Knowing regexp is always a good tool. They can be useful for many tasks: from searching strings to manipulating texts. A fun way to learn regexp is by using this site; it basically is a crossword game where definitions are in facts regular expressions.

Once you have learn them, you can visualize and debug them with:


Another nice thing you can do with regexp is to generate code from text you already have. For example, you can take the description of a SQL table and write a migration that creates that table only by using regexp.

For this task sublime text is a mighty ally since it can highlight the matched pattern. Let’s see how to do this.

  • First copy the table definition from your preferred SQL editor. Here I used adminer (which I way recommend!).

Our starting table, straight copied from adminer

  • Then open the search/replace feature and start typing the regexp. Take advantage of sublime’s capacity to highlight matches, so you will not miss anything.

Highlighting in action

The complete regexp

  • Finally use the partial matches to build your migration code.

The complete regexp

In my example the starting code was:

id  int(11) Auto Increment   
user_id int(11) NULL     
client_id   varchar(255) NULL    
client_secret   varchar(255) NULL    
status  int(11) NULL     
created_at  timestamp [CURRENT_TIMESTAMP]    
last_use    timestamp [0000-00-00 00:00:00]

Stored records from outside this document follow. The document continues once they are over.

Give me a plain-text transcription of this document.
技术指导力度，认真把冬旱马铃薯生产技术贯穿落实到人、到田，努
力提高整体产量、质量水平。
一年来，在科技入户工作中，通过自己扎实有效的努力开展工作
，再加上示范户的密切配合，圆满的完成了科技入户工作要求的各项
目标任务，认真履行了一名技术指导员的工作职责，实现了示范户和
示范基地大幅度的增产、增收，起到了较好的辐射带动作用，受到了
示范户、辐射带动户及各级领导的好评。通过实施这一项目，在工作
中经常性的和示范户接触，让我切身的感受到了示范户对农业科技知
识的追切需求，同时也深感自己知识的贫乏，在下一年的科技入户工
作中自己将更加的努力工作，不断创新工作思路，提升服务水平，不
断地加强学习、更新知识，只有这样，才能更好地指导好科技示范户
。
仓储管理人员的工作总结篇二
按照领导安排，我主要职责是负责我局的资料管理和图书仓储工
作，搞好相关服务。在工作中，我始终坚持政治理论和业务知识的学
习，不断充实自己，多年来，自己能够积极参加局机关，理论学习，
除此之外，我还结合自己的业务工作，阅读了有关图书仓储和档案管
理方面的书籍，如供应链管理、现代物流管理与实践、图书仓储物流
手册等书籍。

on which I used this regexp:

^([a-zA-Z_]*)\t([^\t]*)(\t )*$
     ^        ^    ^     
     |        |    |     
 field name   | field type
        adminer's separator

to achieve the final code:

$this->createTable('tbl_token', array(
    'id' => 'int(11) Auto Increment',
    'user_id' => 'int(11) NULL',
    'client_id' => 'varchar(255) NULL',
    'client_secret' => 'varchar(255) NULL',
    'status' => 'int(11) NULL',
    'created_at' => 'timestamp [CURRENT_TIMESTAMP]',
    'last_use' => 'timestamp [0000-00-00 00:00:00]',

Of course I had to manually add the first and the last line, but it’s not a big deal if you have to handle large tables and your little regexp will save you tens of manual line definition.

Note that the last (\t )* is not really necessary, but it allows us to be sure that we matched the whole line and that we didn’t miss anything.